Dans la salle d’audience, Traini a lu sa déclaration : “aucune haine raciale”, a-t-il dit. Il n’est guère facile de répéter des mots qui ne t’appartiennent pas. On a besoin de lire les notes sur une feuille de papier pour se souvenir ce qu’il convient de dire pour prétendre qu’il ne s’est rien passé ce jour-là . Pour que tout redevienne comme avant. Parce que cette déclaration produit un peu cet effet : elle supprime la réalité du racisme dans ce pays, elle sacrifie Traini pour sauver la normalité du racisme comme nouvelle promesse politique d’un échange avantageux entre l’oppression exercée et l’oppression subie. De mars à l’été, il y a eu plus d’une trentaine d’attaques à motivation raciale.
Bagares. Passages à tabac. Tirs. Fusillade. Soumaila Sacko serait encore en vie s’il n’avait pas été ce travailleur noir.

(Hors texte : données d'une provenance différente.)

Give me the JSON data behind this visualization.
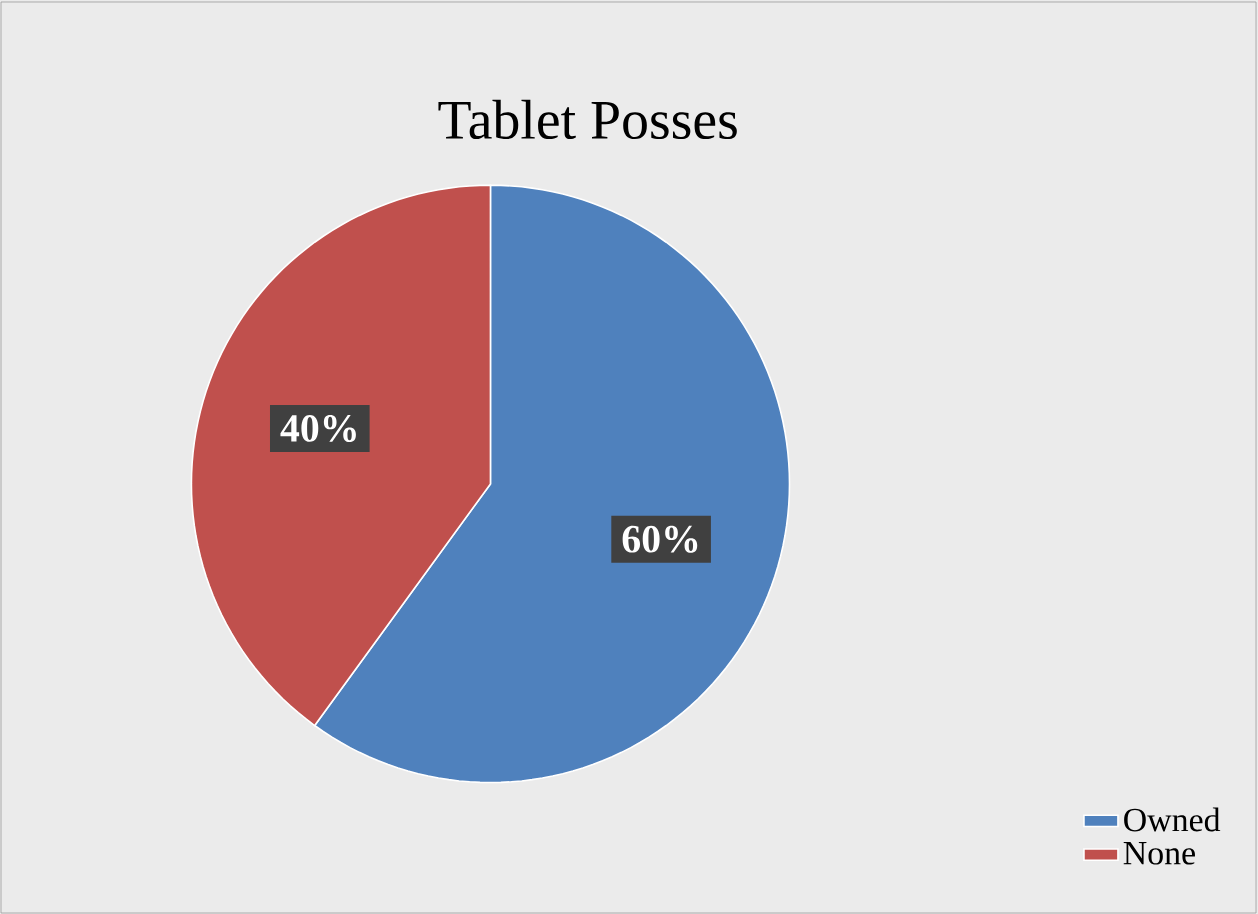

Les tribunaux rétablissent l’ordre en distribuant les peines, mais sans imputer à l’ordre et aux forces qui le rendent tangible ce qui leur revient. L’ordre judiciaire dissimule l’ordre de la réalité pour continuer à le gouverner de façon abstraite. Cette peine éjecte la réalité de la lutte contre le racisme dans ce pays, un peu comme l’autre peine prononcée mardi dernier [2 octobre 2018] par le tribunal de Piacenza contre trois antifascistes qui étaient descendus dans la rue avec de miliers d’autres entre le 2 février et le 4 mars, pour arrêter les mains d’autres fascistes et de ceux qui les arment. Les douze ans et quelques mois prononcés au total par le tribunal de Piacenza assimilent la condamnation démocratique des antifascistes à la condamnation du fasciste Traini, tout comme les plus de 13 ans ferme jugés en cassation contre les quatre antifascistes condamnés pour la manifestation du 24 février 2015 à Cremona, après la tentative de meurtre d’Emilio par des militants de CasaPound. Aucune différence à la lumière de la légalité démocratique. Chacun a ce qu’il mérite. La justice fonctionne comme un jeu à somme – presque – nulle.

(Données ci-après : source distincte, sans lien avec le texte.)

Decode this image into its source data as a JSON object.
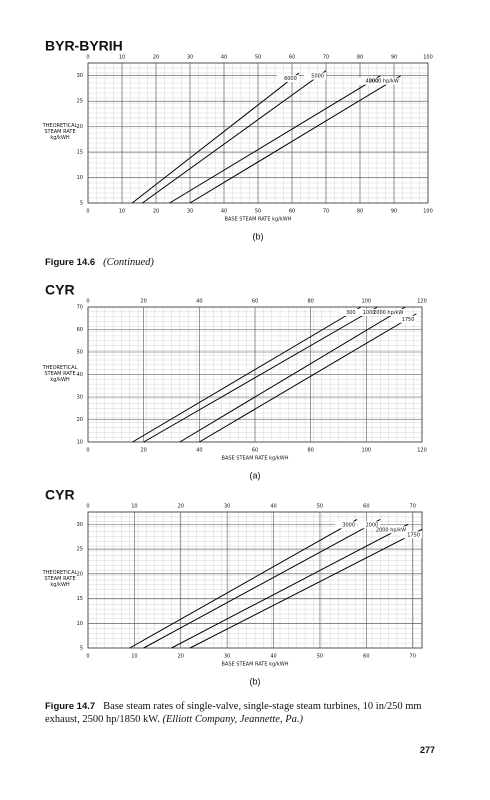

Voilà la méthode arithmétique suivie par le gouvernement contre toute vélléité de conflit. L’antifascisme de la gauche institutionnelle est reste l’otage d’une exigence de garantie démocratique, de protection universelle. Quelle déception. La chose est vraie aussi pour Mimmo Lucano qui bien qu’il ait toujours voulu s’en écarter par des paroles on ne peut plus claires, est devenu l’égérie d’une gauche emmourachée de la légalité, qui vole au secours du maire de Riace en portant le drapeau de ses inquisiteurs. Le maintien de l’ordre démocratique exige aujourd’hui un racisme structurel. La légalité défendra cet ordre en frappant les excès qui le bouleverseront : que ce soit la “folie” de Traini ou la rébellion contre l’injustice d’un serveur, d’un cuisinier ou d’un livreur de pizzas ensemble, épaulés par des miliers d’autres personnes. Egalité et puis voilà. Ou pas. Ou pas, parce que nous restons antifascistes contre le régime de ségrégation raciale et sociale sur lequel la politique spécule, sur lequel s’enrichit le système légalisé de l’accueil aux migrants. Car malgré la légalité, il y aura toujours un espace pour affirmer que la justice sociale et le droit sont deux choses distinctes. C’est autre chose qu’une excuse, c’est davantage qu’une condamnation. Le cas Luca Traini reste ouvert.